Sanders isn't the only candidate running on a platform similar, but less detailed, than Warren's. Harris and Sen. Cory Booker also support "Medicare for All," and voters who may support universal health care but are wary of Sanders' socialism could turn to any of them instead.
Women canwhen running for president than men. But according to Kelly Dittmar, an associate research professor at the Center for American Women and Politics at Rutgers University, Warren's emphasis on policy could help her sidestep deeply-rooted stereotypes.
"Women candidates are likely to put out more policy plans because that's an area where they have historically been questioned," Dittmar said.
But putting out policy plans isn't enough. Women also must tackle the "likability" factor: If a woman is too wonky, she might be considered unapproachable, Dittmar said. But if she's too vague, voters might question why she is running. This issue is compounded for women of color in the race, like Harris, who must also battle the notion that the presidency is an office that should be held by white men.

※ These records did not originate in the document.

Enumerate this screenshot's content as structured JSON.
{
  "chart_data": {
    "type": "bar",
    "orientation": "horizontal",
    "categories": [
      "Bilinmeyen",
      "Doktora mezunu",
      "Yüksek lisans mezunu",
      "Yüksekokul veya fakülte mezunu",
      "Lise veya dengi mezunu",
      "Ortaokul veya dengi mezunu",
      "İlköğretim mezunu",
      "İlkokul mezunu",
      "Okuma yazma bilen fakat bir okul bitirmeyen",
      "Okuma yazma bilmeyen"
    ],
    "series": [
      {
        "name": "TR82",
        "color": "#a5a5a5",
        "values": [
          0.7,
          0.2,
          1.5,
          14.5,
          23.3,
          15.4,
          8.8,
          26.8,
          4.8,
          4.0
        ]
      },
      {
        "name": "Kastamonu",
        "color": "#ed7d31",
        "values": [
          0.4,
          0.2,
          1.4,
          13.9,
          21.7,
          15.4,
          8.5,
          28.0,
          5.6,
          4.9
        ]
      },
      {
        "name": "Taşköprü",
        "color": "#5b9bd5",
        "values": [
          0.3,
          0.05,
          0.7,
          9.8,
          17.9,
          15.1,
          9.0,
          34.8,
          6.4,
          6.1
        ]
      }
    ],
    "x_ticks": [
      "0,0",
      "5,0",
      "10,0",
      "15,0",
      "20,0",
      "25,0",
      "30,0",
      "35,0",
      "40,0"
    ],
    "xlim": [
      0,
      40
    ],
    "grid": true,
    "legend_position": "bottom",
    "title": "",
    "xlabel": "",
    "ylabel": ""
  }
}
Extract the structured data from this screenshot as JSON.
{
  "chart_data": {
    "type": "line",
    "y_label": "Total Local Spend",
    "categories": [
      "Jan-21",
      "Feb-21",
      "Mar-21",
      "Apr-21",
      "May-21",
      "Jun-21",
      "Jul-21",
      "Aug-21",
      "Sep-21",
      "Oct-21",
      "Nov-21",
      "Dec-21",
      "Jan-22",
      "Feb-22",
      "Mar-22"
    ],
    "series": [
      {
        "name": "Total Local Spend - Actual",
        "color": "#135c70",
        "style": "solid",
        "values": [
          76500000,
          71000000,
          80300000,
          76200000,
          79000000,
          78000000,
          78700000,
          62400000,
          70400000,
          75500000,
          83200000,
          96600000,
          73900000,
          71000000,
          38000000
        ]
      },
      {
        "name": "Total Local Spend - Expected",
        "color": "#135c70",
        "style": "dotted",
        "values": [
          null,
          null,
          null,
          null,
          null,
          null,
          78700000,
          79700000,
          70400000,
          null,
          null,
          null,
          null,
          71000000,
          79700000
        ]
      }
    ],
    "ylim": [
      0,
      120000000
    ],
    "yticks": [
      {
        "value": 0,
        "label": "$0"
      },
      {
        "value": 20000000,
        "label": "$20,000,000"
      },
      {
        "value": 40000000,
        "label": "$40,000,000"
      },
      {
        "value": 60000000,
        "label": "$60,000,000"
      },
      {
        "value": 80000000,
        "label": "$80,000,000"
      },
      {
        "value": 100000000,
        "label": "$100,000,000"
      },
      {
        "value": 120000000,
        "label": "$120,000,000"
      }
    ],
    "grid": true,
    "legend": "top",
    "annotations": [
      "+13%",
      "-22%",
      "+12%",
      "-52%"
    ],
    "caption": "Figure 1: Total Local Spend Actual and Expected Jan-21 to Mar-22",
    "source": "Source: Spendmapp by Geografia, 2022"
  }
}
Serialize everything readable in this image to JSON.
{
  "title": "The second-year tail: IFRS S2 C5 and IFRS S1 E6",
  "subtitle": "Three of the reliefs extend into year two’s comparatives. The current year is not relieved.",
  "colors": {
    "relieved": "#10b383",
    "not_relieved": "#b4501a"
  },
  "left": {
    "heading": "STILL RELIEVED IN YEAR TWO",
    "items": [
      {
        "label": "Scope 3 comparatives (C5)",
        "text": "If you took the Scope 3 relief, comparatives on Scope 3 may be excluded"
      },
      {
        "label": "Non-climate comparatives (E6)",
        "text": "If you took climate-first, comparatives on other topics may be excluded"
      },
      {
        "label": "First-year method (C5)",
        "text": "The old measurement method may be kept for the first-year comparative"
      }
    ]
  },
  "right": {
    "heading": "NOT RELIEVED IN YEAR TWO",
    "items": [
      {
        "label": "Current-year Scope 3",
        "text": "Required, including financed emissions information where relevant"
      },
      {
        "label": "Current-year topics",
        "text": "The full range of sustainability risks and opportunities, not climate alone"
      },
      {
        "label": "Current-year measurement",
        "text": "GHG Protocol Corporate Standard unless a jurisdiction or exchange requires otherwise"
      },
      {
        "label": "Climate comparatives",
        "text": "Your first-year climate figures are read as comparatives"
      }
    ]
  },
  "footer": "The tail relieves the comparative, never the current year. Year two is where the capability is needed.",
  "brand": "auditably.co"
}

Reynolds said Warren was not campaigning on policy alone, and did have the same kind of vision for the future for which male candidates have been praised.
"Elizabeth Warren has a lot of policy. She also has a vision that drives that policy," Reynolds said.
The electability problem
Reynolds also questioned why the idea of "electability" was used as a metric to judge any candidate, and particularly women.
"Literally our last two presidents, including Donald Trump, were viewed as unelectable almost until the day that they were elected," Reynolds said.
Still, polls have repeatedly shown that Democratic primary voters are thinking long and hard about electability, and many have their doubts that Warren could beat President Trump.
New Hampshire is a state where Massachusetts candidates like Warren typically do quite well, but a Suffolk University survey of Granite State Democrats released earlier this week had her in fourth place behind Biden, Sanders and Buttigieg. When asked why, nearly 1-in-5 non-Warren voters said the main reason they don't support her is because they doubt she can beat Mr. Trump.
Warren challenged the concept of electability at the forum last week hosted by She the People, an organization which seeks to promote women of color in politics. When asked about Democrats who were anxious about nominating a woman after Clinton's 2016 defeat, Warren said voters needed to fight for the principles that matter to them.
"We've got a roomful of people here who weren't given anything. We have a roomful of people here who had to fight for what they believe in," Warren said, speaking to an audience largely composed of women of color.
"Are we going to show up for people that we didn't actually believe in because we were too afraid to do anything else? That's not who we are. That's not how we're going to do this."